O que sabemos a respeito da morte de Moisés?
Ver “Deuteronômio 34:5–6. O que aconteceu com Moisés no final de sua vida?”
O que era o “livro [da] lei”?
Na frase “livro [da] lei”, a palavra “lei” é traduzida da palavra hebraica torá. A torá geralmente se refere aos cinco primeiros livros do Velho Testamento, que incluem a lei que Deus deu a Moisés no Monte Sinai. No contexto de Josué 1:8, “livro [da] lei” pode se referir apenas à repetição da lei de Moisés em Deuteronômio.
O Senhor ordenou a Josué que meditasse sobre o livro da lei “dia e noite”. A palavra hebraica para meditar nesse contexto sugere uma recitação silenciosa ou contemplação das escrituras.
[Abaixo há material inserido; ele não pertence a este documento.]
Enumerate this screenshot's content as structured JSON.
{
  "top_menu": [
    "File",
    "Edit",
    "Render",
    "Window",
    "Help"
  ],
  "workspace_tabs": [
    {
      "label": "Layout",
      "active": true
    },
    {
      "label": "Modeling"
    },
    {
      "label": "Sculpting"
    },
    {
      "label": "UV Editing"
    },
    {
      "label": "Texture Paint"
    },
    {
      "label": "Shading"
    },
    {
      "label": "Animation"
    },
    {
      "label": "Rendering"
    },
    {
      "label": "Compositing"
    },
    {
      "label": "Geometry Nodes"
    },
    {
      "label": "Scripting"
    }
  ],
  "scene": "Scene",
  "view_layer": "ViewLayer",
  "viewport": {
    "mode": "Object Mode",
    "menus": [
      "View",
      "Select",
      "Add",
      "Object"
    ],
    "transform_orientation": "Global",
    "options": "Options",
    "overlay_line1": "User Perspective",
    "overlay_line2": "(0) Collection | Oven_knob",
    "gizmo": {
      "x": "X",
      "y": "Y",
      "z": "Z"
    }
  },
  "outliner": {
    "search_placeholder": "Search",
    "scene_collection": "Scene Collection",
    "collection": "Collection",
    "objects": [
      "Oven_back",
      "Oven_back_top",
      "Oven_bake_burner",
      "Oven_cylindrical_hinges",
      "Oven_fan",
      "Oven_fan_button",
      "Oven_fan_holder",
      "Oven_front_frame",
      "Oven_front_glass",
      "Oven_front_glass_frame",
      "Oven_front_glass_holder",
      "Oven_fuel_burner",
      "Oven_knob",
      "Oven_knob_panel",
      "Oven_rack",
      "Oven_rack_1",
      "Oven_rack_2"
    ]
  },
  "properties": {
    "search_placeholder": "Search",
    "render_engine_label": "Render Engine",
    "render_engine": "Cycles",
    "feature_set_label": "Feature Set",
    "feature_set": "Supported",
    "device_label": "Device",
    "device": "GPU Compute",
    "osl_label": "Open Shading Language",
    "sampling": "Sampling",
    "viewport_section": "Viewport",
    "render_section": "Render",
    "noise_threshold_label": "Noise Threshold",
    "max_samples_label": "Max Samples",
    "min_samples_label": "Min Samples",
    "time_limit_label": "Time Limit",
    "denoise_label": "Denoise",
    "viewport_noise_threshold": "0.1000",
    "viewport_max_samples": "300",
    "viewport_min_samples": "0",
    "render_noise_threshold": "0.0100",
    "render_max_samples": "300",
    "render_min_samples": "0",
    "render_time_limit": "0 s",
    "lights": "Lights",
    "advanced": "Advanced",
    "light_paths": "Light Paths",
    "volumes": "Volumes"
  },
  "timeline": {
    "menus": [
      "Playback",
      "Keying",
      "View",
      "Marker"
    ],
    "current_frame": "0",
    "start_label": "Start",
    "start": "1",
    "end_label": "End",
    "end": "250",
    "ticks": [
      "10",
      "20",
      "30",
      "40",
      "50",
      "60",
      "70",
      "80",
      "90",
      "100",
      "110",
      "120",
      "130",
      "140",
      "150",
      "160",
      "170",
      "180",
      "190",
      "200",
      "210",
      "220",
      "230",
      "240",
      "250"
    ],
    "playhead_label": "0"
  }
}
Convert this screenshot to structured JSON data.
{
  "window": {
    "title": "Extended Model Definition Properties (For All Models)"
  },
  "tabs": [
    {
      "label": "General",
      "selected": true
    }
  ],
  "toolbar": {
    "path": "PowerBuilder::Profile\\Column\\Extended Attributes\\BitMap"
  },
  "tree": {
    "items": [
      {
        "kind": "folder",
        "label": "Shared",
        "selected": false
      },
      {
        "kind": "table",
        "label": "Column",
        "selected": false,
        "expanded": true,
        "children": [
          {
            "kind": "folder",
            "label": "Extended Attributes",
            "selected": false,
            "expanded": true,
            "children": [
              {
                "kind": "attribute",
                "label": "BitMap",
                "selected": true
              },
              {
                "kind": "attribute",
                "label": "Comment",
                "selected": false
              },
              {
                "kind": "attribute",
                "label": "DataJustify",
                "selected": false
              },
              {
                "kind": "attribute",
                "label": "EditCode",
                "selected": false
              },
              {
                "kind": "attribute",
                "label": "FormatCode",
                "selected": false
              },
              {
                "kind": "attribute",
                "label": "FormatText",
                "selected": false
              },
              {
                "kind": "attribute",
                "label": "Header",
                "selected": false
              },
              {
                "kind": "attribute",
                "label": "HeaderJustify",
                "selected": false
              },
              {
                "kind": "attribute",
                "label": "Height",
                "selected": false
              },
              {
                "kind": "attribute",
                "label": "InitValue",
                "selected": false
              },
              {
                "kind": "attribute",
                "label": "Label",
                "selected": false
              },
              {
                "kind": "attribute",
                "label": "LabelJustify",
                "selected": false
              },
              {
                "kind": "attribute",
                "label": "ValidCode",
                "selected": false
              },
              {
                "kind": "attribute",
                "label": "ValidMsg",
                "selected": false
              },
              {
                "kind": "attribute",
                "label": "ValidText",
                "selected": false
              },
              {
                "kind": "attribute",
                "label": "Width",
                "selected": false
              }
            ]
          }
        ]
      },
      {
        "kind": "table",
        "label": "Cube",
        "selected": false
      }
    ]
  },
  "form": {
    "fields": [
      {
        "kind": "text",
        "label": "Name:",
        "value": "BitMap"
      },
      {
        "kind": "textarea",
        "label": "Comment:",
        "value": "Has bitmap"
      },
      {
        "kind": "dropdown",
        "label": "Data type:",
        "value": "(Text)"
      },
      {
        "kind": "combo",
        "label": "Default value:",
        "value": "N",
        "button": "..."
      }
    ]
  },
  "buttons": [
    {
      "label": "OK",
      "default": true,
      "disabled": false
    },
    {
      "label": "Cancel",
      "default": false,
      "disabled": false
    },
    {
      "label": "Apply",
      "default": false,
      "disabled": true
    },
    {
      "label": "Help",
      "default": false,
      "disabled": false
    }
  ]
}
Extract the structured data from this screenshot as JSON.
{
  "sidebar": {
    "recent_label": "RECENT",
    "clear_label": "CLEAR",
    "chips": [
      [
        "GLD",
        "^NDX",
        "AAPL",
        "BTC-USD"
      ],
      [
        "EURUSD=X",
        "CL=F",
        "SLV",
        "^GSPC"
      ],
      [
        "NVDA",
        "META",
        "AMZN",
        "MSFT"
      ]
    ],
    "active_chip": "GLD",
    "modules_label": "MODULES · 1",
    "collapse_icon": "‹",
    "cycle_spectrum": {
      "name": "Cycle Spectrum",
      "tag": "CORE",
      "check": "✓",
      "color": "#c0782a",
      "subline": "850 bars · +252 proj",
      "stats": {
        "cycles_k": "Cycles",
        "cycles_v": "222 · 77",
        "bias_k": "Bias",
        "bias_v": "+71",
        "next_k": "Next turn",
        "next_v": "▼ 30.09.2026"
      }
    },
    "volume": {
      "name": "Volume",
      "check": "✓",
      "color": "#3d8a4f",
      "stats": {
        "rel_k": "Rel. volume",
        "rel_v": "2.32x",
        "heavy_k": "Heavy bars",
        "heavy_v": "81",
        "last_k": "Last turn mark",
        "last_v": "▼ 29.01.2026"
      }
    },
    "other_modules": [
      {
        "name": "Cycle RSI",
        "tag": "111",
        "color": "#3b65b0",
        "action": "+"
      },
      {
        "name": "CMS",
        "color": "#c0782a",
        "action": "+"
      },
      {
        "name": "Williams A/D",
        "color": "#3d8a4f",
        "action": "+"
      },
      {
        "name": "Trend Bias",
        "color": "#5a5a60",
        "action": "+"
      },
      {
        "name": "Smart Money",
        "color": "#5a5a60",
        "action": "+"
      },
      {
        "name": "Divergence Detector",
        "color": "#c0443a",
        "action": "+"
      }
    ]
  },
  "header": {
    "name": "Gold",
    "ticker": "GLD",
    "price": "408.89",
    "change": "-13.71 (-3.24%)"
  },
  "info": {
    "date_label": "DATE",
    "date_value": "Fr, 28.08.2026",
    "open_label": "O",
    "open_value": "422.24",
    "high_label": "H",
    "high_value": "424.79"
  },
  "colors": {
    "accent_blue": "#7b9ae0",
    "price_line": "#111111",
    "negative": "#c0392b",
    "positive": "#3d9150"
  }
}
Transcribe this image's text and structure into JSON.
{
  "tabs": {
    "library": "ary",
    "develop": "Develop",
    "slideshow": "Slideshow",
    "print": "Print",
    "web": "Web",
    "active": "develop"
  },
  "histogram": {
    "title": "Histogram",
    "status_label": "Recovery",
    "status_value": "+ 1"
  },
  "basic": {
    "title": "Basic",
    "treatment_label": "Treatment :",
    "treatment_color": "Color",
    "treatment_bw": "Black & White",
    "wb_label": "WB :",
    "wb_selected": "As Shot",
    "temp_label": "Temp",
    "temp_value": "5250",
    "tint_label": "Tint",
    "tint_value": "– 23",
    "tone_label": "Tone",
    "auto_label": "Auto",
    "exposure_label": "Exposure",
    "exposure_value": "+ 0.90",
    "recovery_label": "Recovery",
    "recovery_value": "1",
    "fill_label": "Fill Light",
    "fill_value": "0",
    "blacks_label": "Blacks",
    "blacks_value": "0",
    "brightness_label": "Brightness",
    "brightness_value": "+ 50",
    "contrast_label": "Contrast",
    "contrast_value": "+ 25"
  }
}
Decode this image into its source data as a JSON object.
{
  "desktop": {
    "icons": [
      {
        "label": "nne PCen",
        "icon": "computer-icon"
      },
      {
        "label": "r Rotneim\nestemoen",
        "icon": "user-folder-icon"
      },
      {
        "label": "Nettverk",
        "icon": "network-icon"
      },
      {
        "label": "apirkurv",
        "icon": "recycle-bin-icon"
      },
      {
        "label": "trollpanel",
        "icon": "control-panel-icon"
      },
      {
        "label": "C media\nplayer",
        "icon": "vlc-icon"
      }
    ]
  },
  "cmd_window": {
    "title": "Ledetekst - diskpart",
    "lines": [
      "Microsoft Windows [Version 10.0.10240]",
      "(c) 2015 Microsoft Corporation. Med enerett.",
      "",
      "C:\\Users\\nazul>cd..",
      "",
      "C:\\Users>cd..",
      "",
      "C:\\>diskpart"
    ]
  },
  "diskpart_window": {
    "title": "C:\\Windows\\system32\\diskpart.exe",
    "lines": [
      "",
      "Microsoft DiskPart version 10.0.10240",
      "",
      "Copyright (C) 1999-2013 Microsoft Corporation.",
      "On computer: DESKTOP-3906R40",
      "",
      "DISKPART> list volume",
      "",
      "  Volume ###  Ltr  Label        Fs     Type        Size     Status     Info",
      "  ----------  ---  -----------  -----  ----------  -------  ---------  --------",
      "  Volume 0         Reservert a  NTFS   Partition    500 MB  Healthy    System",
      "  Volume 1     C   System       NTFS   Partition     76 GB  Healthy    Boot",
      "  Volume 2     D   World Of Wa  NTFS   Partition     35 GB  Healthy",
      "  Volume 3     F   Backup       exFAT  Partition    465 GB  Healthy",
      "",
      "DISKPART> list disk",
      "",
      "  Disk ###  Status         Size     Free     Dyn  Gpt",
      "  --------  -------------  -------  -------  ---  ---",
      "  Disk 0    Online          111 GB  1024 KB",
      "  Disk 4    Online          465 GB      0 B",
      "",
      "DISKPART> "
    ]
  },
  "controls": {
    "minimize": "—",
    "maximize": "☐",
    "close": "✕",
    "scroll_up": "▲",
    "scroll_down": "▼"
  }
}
O élder D. Todd Christofferson descreveu como podemos meditar sobre as escrituras: “Isso acontece quando você lê alguns versículos, pondera sobre eles, lê com cuidado os versículos novamente e, à medida que pensa em seu significado, ora pedindo compreensão, faz perguntas em sua mente, espera receber inspiração e escreve esses sentimentos e essas ideias que lhe são concedidos para poder se lembrar deles e aprender mais. Estudando dessa forma, (…) abrirá espaço em seu coração para a palavra de Deus, e Ele falará com você”.
O que havia de significativo nas ações de Raabe?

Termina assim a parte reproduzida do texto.